Discurso durante a 30ª Sessão Deliberativa Ordinária, no Senado Federal

Considerações sobre as alegações inverídicas da Funai da identificação e indenização das comunidades que ocupam terras localizadas na reserva indígena Raposa/Serra do Sol, em Roraima. (como Líder)

Autor
Mozarildo Cavalcanti (PTB - Partido Trabalhista Brasileiro/RR)
Nome completo: Francisco Mozarildo de Melo Cavalcanti
Casa
Senado Federal
Tipo
Discurso
Resumo por assunto
POLITICA INDIGENISTA.:
  • Considerações sobre as alegações inverídicas da Funai da identificação e indenização das comunidades que ocupam terras localizadas na reserva indígena Raposa/Serra do Sol, em Roraima. (como Líder)
Aparteantes
Augusto Botelho, Juvêncio da Fonseca.
Publicação
Publicação no DSF de 30/03/2006 - Página 9943
Assunto
Outros > POLITICA INDIGENISTA.
Indexação
  • SOLICITAÇÃO, TRANSCRIÇÃO, ANAIS DO SENADO, DOCUMENTO, AUTORIA, DEPARTAMENTO DE POLICIA FEDERAL (DPF), ENDEREÇAMENTO, GOVERNADOR, ESTADO DE RORAIMA (RR), APOIO, SECRETARIA DE SEGURANÇA PUBLICA, RETIRADA, POPULAÇÃO, RESERVA INDIGENA.
  • CRITICA, INEFICACIA, FUNDAÇÃO NACIONAL DO INDIO (FUNAI), AUSENCIA, CONCLUSÃO, TRABALHO, IDENTIFICAÇÃO, INDENIZAÇÃO, AGRICULTOR, TERRAS, DESAPROPRIAÇÃO, BENEFICIO, COMUNIDADE INDIGENA.
  • SOLICITAÇÃO, SUPREMO TRIBUNAL FEDERAL (STF), ANDAMENTO, PROCESSO, IMPETRAÇÃO, ORADOR, AUGUSTO BOTELHO, SENADOR, SUSPENSÃO, EXPULSÃO, POPULAÇÃO, TERRAS INDIGENAS.
  • COMENTARIO, IMPORTANCIA, ATIVIDADE AGRICOLA, PRODUÇÃO, ARROZ, PRODUTOR RURAL, TERRAS, DEMARCAÇÃO, DECRETO FEDERAL.
  • CRITICA, AUTORITARISMO, GOVERNO FEDERAL, DEMARCAÇÃO, RESERVA INDIGENA, ESTADO DE RORAIMA (RR), EXPULSÃO, POPULAÇÃO, REGIÃO.
  • SOLICITAÇÃO, TRANSCRIÇÃO, ANAIS DO SENADO, DOCUMENTO, FUNDAÇÃO NACIONAL DO INDIO (FUNAI), INFORMAÇÕES, REFERENCIA, POPULAÇÃO, RESERVA INDIGENA, ESTADO DE RORAIMA (RR).

  SENADO FEDERAL SF -

SECRETARIA-GERAL DA MESA

SUBSECRETARIA DE TAQUIGRAFIA 


O SR. MOZARILDO CAVALCANTI (PTB - RR. Como Líder.

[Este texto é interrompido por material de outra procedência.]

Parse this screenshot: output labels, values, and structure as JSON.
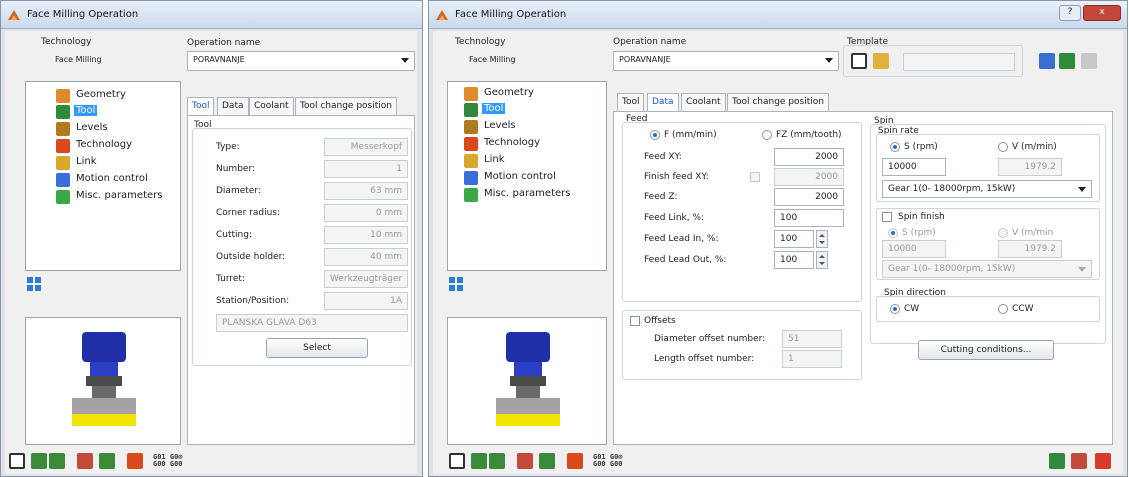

Para uma comunicação inadiável. Sem revisão do orador.) - Sr. Presidente, Senador Augusto Botelho, Srªs e Srs. Senadores, poucas vezes pedi a palavra para uma comunicação urgente que tenha tanta urgência como esta que farei hoje.

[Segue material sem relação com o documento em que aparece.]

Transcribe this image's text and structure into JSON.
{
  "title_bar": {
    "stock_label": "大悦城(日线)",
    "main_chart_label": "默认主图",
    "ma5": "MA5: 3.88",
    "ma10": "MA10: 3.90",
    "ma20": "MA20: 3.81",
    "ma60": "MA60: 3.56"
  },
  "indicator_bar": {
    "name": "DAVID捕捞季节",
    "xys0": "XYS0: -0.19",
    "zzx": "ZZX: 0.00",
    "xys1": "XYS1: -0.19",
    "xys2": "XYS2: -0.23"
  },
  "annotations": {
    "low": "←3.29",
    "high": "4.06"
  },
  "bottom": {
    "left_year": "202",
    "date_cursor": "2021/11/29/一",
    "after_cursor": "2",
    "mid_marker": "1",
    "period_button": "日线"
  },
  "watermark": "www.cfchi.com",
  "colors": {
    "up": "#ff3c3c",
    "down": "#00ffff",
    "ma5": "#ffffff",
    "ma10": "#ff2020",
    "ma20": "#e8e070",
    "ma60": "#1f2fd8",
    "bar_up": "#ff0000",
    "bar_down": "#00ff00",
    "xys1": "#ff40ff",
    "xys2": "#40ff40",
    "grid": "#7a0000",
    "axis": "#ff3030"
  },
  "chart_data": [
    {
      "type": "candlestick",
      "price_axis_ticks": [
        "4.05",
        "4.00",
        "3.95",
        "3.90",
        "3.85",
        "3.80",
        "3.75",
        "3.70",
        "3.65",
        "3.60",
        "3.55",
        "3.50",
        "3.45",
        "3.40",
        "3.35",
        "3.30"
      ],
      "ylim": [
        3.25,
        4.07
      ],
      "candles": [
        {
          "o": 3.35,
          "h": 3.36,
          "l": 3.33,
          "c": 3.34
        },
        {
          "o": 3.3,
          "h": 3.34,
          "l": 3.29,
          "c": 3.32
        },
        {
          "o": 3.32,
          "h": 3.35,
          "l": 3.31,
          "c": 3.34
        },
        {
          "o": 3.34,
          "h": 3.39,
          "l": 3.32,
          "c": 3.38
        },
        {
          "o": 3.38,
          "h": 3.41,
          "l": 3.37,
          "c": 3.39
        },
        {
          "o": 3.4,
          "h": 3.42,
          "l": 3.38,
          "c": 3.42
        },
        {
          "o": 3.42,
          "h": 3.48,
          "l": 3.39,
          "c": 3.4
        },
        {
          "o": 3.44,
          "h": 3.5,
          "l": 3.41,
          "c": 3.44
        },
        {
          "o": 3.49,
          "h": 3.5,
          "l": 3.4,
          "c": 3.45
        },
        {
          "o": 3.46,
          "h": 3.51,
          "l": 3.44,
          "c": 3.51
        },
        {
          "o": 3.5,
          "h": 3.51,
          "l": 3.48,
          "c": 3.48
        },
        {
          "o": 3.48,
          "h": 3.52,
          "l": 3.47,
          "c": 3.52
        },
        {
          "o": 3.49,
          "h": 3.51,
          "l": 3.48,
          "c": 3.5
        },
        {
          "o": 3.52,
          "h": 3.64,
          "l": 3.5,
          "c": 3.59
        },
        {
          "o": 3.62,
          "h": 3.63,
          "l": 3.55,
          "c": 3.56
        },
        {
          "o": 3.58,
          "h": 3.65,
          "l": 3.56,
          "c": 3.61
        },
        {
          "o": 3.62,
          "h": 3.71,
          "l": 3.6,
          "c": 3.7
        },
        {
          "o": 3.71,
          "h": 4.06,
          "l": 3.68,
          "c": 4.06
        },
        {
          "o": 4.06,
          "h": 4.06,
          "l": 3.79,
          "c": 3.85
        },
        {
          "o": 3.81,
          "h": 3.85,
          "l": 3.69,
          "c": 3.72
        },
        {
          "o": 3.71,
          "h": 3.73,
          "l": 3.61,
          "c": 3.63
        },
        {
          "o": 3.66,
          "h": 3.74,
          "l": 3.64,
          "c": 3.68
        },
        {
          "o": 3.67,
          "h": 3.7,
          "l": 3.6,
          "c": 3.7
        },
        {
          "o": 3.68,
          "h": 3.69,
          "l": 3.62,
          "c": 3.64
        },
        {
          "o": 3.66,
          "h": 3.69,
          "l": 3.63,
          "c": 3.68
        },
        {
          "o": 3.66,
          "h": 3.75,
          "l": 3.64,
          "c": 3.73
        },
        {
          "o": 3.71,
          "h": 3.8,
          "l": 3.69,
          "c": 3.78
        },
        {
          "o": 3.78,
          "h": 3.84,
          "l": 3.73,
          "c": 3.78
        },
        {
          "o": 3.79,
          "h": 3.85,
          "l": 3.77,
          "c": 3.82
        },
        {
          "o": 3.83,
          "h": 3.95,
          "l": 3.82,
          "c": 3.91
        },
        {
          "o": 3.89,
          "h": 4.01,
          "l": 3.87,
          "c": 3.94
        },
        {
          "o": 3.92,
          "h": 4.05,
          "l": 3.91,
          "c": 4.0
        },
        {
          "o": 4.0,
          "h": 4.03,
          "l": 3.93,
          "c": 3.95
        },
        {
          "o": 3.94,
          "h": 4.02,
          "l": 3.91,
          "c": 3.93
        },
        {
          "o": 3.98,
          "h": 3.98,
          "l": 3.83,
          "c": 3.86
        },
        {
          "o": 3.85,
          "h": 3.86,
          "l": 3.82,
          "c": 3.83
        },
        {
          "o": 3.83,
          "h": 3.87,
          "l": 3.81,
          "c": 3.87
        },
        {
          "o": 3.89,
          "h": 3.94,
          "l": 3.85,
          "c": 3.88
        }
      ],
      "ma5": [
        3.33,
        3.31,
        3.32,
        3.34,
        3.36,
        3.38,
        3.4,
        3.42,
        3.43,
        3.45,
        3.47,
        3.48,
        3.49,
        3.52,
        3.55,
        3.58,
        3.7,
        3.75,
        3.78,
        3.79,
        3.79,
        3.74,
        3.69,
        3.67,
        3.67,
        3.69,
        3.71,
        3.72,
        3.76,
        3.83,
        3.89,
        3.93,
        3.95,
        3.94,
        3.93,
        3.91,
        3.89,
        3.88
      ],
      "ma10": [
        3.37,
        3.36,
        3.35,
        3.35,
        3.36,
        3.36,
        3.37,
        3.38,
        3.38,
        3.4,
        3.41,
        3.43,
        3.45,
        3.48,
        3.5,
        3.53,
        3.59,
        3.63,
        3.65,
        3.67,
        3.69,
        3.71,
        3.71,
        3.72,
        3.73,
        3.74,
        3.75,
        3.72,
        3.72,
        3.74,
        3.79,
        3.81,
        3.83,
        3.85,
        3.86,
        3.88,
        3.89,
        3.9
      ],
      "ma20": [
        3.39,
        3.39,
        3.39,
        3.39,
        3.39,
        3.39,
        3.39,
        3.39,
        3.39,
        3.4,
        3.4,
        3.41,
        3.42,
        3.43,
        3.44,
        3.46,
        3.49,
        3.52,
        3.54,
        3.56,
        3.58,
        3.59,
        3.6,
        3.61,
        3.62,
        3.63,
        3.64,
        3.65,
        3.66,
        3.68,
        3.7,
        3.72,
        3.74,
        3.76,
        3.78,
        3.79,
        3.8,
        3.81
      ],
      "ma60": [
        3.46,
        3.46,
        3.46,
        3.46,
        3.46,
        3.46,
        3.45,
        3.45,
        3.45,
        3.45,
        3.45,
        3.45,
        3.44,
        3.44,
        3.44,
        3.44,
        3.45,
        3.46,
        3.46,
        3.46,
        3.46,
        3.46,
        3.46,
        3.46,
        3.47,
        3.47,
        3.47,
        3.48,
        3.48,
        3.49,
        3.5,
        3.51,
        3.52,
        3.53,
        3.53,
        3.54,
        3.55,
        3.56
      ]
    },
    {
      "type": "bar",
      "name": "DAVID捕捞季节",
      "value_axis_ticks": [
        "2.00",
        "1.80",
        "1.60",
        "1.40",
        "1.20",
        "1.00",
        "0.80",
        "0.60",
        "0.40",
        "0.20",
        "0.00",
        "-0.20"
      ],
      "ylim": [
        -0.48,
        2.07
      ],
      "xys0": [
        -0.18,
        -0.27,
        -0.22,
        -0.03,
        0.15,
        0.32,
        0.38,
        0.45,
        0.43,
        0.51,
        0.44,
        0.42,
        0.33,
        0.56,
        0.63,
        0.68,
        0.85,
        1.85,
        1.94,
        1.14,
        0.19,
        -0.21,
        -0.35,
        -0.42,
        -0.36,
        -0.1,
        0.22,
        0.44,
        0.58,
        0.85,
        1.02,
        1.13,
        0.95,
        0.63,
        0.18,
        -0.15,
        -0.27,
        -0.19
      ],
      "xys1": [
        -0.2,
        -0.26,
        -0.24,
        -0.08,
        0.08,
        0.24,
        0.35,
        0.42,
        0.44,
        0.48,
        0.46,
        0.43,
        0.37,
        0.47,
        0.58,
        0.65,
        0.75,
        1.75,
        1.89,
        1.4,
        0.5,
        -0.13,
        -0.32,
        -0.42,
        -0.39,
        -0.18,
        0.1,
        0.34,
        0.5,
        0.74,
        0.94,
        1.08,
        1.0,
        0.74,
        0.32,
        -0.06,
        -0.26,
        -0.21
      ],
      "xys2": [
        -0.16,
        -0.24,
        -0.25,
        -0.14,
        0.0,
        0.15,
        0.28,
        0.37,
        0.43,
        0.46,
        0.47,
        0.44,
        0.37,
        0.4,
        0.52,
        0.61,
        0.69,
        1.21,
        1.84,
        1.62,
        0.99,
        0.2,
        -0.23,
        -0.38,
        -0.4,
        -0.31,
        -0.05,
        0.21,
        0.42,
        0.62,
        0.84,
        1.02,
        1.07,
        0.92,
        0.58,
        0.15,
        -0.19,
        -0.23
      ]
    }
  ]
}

Há dias usei esta tribuna para denunciar, trazendo inclusive um documento oficial da Fundação Nacional do Índio, que a Funai não havia concluído o levantamento das propriedades dos não-índios dentro da reserva Raposa Serra do Sol e também não tinha promovido a indenização das benfeitorias, todas de boa-fé - lógico -, edificadas ao longo de séculos pelas pessoas que moram naquela região, nas chamadas vilas do Mutum, do Socó, do Surumu, da Água Fria, além de outras localidades de colonos, de pequenos criadores e dos rizicultores do meu Estado, que respondem...

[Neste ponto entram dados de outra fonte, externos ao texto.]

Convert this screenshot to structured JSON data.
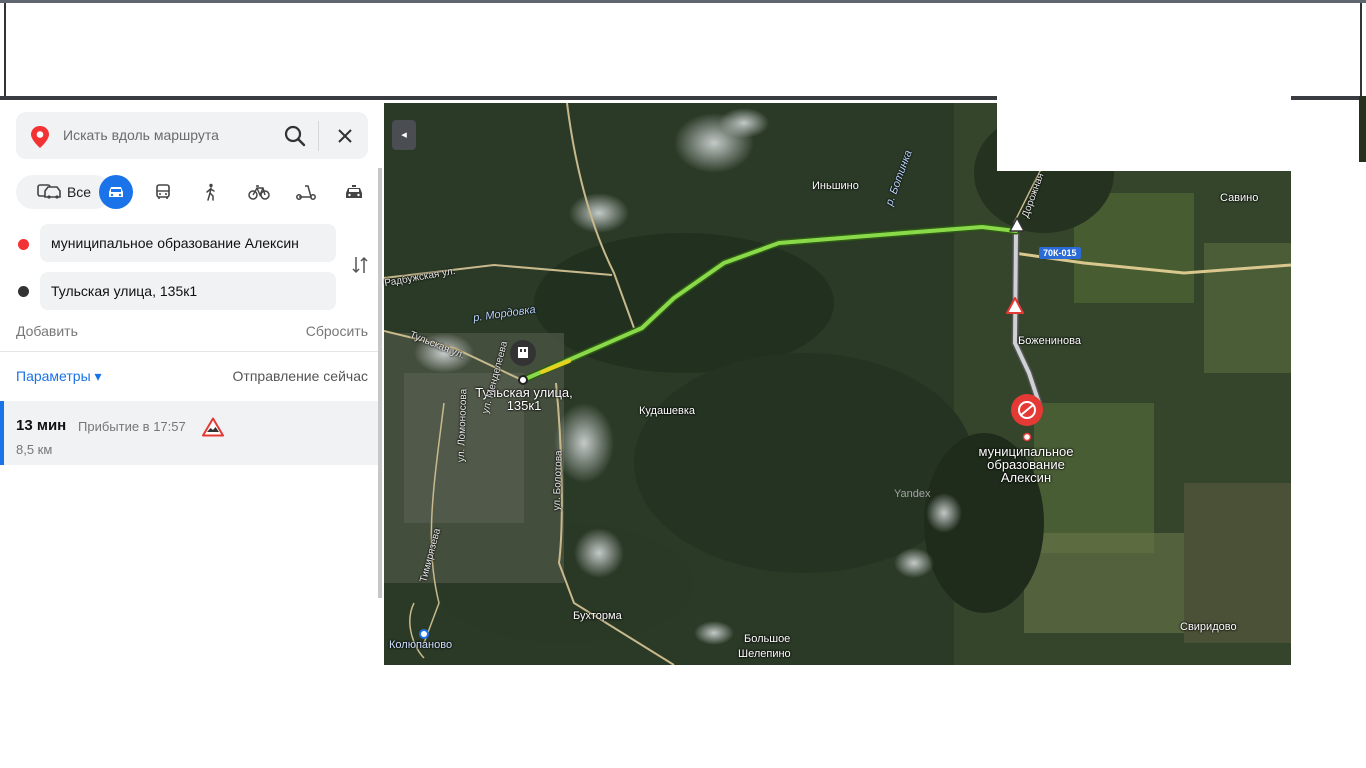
{
  "search": {
    "placeholder": "Искать вдоль маршрута"
  },
  "modes": {
    "all_label": "Все"
  },
  "route": {
    "from": "муниципальное образование Алексин",
    "to": "Тульская улица, 135к1",
    "add_label": "Добавить",
    "reset_label": "Сбросить",
    "params_label": "Параметры ▾",
    "departure_label": "Отправление сейчас"
  },
  "result": {
    "time": "13 мин",
    "arrival": "Прибытие в 17:57",
    "distance": "8,5 км"
  },
  "colors": {
    "accent": "#1a73e8",
    "start_dot": "#f33333",
    "end_dot": "#333333",
    "route_line": "#8ad94a"
  },
  "map": {
    "start_label": "Тульская улица,\n135к1",
    "end_label": "муниципальное\nобразование\nАлексин",
    "watermark": "Yandex",
    "road_badge": "70К-015",
    "places": {
      "inshino": "Иньшино",
      "savino": "Савино",
      "bozheninovo": "Боженинова",
      "kudashevka": "Кудашевка",
      "bukhtorma": "Бухторма",
      "bolshoe": "Большое",
      "shelepino": "Шелепино",
      "sviridovo": "Свиридово",
      "kolyupanovo": "Колюпаново"
    },
    "streets": {
      "radbuzhskaya": "Радбужская ул.",
      "tulskaya": "Тульская ул.",
      "bolotova": "ул. Болотова",
      "timiryazev": "Тимирязева",
      "lomonosova": "ул. Ломоносова",
      "mendeleeva": "ул. Менделеева",
      "dorozhnaya": "Дорожная"
    },
    "rivers": {
      "mordovka": "р. Мордовка",
      "botinka": "р. Ботинка"
    }
  }
}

Sr. Presidente, eu gostaria muito de silêncio para que eu pudesse falar. Não estou conseguindo me concentrar.

(O Sr. Presidente faz soar a campainha.)

O SR. MOZARILDO CAVALCANTI (PTB - RR) - É um assunto muito sério para o meu Estado e, conseqüentemente, para o Brasil, porque fica na fronteira do Brasil com a Venezuela e a Guiana.

A Funai é o órgão “irresponsável” pela tutela dos índios no Brasil. Leiam a Veja da última semana para ver isso com clareza. Nesse documento passado, a Funai informa claramente que não concluiu os trabalhos de identificação, muito menos a indenização dessas pessoas, que, embora vítimas de um decreto equivocado, errado e negligente do Presidente da República, terão de sair no dia 15 do mês que vem, segundo o decreto, se não for revogado até lá ou modificado pelo próprio Presidente, se tiver juízo.

Ora, a Funai nos dá essa informação, e a Polícia Federal, Sr. Presidente - V. Exª, que é do meu Estado, conhece o problema muito de perto -, manda um ofício ao Governador do Estado, cuja íntegra vou ler e peço que seja transcrito como parte do meu pronunciamento.

Vou esperar que, a partir daqui, o Supremo Tribunal Federal dê andamento à ação impetrada por mim e V. Exª e em que o Governo do Estado entrou como litisconsorte, para que não haja essa expulsão, à la Rússia do tempo da cortina de ferro, de moradores brasileiros, índios, não-índios e mestiços de índios que estão lá. Não se trata de uma reserva indígena qualquer, não. É uma reserva indígena de 1,7 milhão de hectares, onde estão situadas quatro pequenas cidades e que abrange três Municípios do meu Estado, um dos quais é Normandia, que tem como prefeito um índio, que suspendeu as solenidades folclóricas tradicionais no seu Município em protesto contra esse ato arbitrário do Governo Federal; o outro Município é Uiramutã, dirigido por uma neta de índio e que tem vários vereadores índios; o terceiro, Pacaraima, é onde fica outra vila, cujo vice-prefeito é índio e tem vários vereadores índios.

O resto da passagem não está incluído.